Last night, as I was embracing a wave of nausea and pain—the remnants of a ‘chemo day’—I turned on the news. The top story centered around North Korea’s agreement to ‘pause’ part of its nuclear program in exchange for some quite needed aid from America and several other neighboring countries. The question was posed to Condie Rice, “do you think this will send a clear message to Iran about its uranium enrichment?” Condie felt optimistic that Iran would get the message loud and clear. A few leading scholars seemed to disagree, arguing that Iran doesn’t really seem to be in a place where it’s interested in ‘getting any sort of a message loud and clear.” I’ve been alarmed reading reports over the last week that the Bush Administration may have preparations underway for an air strike on Tehran sometime this spring. The thought takes me back to the morning I was in Takaungu and Mzee Rashid Abdallah, a Muslim, took my hand and showed me on television the razing of Baghdad. There’s a distinct possibility that we could once again be facing a similar collision.

The Bush administration has a tendency to back up most of its policy with the argument that what is happening is ‘necessary.’ If we weren’t playing referee in the Middle East right now, however aggressively, it would open up our country to the threat of attacks from people that, according to the stories, have it in for us come hell or high water. It is a fight, a war that has seemed to leap over the last several years to epic proportions.

I’ve always been dissatisfied with cancer terminology. It’s never settled right. It’s a ‘fight’ against cancer, a ‘struggle.’ Cancer ‘invades’ your body. It’s a ‘disease.’ I wasn’t sure why this rubbed me the wrong way, and being the new man on the cancer band wagon, I didn’t want to upset the tried and true method of dealing with cancer. So it became my ‘fight.’ Yet surprisingly I’m not, in any way shape or form, angry at cancer for entering my life. Granted, I was told early on that this would be a ‘curable’ cancer, if treated aggressively.

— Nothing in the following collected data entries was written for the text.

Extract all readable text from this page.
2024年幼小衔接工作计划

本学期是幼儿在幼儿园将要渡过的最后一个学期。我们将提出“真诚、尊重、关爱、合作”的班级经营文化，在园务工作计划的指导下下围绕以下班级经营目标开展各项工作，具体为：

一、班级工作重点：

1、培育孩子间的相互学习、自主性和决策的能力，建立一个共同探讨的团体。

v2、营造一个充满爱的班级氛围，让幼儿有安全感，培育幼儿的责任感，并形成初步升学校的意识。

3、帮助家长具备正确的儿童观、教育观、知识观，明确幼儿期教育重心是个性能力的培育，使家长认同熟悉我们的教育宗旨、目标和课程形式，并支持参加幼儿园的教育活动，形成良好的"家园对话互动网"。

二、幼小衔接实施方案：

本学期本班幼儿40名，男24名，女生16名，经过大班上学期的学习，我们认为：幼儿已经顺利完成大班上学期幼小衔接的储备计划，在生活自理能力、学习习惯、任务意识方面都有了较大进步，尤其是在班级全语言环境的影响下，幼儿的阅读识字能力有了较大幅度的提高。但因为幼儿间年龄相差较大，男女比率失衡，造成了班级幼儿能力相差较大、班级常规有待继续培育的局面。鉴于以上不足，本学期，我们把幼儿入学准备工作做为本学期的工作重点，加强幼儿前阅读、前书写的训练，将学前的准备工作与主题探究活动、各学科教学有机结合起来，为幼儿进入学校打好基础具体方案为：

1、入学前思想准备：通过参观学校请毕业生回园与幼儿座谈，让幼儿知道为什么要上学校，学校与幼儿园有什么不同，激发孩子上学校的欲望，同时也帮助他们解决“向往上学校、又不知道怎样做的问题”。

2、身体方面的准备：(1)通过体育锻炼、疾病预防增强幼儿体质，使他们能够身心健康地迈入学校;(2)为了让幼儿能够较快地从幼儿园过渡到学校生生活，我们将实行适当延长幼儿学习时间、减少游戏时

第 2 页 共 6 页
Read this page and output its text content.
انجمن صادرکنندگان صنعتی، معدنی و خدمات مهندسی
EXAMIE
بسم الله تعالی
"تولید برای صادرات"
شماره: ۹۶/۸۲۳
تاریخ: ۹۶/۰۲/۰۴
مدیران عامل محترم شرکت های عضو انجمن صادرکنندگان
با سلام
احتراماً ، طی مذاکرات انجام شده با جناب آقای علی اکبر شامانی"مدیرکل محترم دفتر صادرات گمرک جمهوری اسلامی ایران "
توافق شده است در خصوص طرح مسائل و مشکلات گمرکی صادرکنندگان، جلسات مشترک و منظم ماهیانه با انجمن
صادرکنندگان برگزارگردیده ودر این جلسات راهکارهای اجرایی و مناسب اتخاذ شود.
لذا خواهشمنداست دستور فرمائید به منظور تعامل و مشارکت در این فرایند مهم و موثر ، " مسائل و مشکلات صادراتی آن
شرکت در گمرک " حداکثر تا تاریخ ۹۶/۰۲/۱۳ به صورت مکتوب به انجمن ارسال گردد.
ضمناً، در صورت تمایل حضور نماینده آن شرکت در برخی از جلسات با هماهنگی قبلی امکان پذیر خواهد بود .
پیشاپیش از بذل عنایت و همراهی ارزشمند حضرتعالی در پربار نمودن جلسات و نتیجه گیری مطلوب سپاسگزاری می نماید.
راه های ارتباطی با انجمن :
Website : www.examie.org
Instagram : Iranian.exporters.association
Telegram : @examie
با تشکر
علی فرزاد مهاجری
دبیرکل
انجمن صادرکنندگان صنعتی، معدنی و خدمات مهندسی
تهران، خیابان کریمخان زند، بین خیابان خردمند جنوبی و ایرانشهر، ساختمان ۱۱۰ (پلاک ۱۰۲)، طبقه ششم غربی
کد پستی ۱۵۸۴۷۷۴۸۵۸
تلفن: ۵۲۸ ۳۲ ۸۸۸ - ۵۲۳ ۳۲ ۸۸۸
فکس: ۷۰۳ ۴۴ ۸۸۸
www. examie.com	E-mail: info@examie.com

I’ve never had to accept the fact that the experience would end with death, although I have had to consider the possibility. Still, at this moment I have nothing but gratitude for this experience. It has provided me with the gift of resistance, some serious resistance, but not a battle. My lesson has been learning to look this resistance in the face and smile at it, to realize that rather than trying to ‘destroy me,’ it could actually possibly be giving me something. And it has. So I decided to do something new this round. I’m kind of trying to fall in love with cancer. It was recently Valentine’s Day and I have been given some heavy steroids, but right now cancer feels like that date that went really bad, even though you keep thinking about the guy for weeks after. It feels like the appropriate time to acknowledge, “okay so I got to know you in an awkward situation where I couldn’t appreciate your coolness. So could we just have dinner or coffee or something non-stressful and get to know each other as friends?”

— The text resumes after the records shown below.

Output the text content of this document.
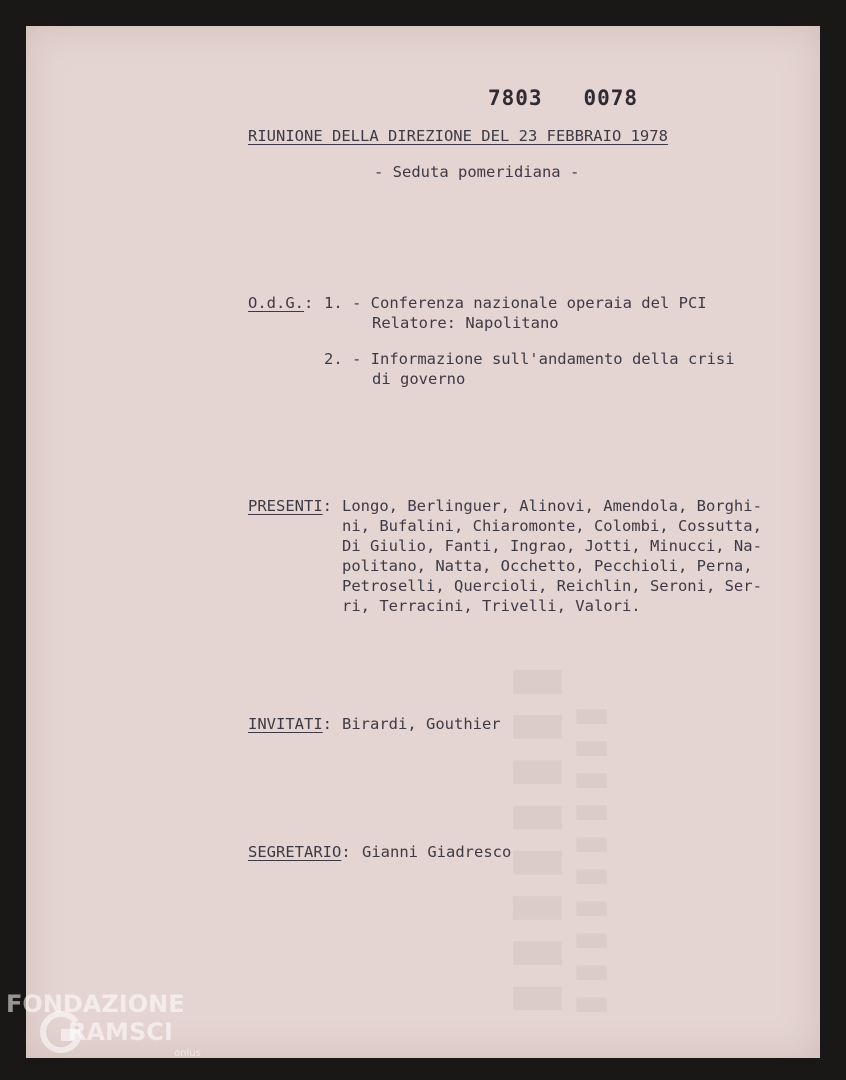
▮▮▮▮▮▮▮▮
▮▮▮▮▮▮▮▮▮▮
7803   0078
RIUNIONE DELLA DIREZIONE DEL 23 FEBBRAIO 1978
- Seduta pomeridiana -
O.d.G.: 1. - Conferenza nazionale operaia del PCI
Relatore: Napolitano
2. - Informazione sull'andamento della crisi
di governo
PRESENTI: Longo, Berlinguer, Alinovi, Amendola, Borghi-
ni, Bufalini, Chiaromonte, Colombi, Cossutta,
Di Giulio, Fanti, Ingrao, Jotti, Minucci, Na-
politano, Natta, Occhetto, Pecchioli, Perna,
Petroselli, Quercioli, Reichlin, Seroni, Ser-
ri, Terracini, Trivelli, Valori.
INVITATI: Birardi, Gouthier
SEGRETARIO: Gianni Giadresco
FONDAZIONE
RAMSCI
onlus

Texan diplomacy never made much sense to me. It’s the aggression behind the actions, it belies a deep suspicion. Backed with a smile, the big guns are pulled out, ‘just to establish whose boss.’ As Americans, spawn of wild westerners, we have a tendency to get riled in the face of resistance. We confront it by girding up our loins and gettin’ ready to rumble. I’m learning that the rumble is self-induced. When you stop looking at the resistance as an enemy, you can actually sit with it as a friendly presence. My strength doesn’t come from a blue painted stripe on the side of my face or bloody arteries popping out of my mouth. My strength comes from my willingness to surrender, to accept and embrace something that is interacting with me, and ultimately to acknowledge that while it will pass through me and interact with me, it doesn’t have to push me off my center. My center will still be there afterwards. And in fact, I may have learned something by getting to know the resistance—as friends first, of course.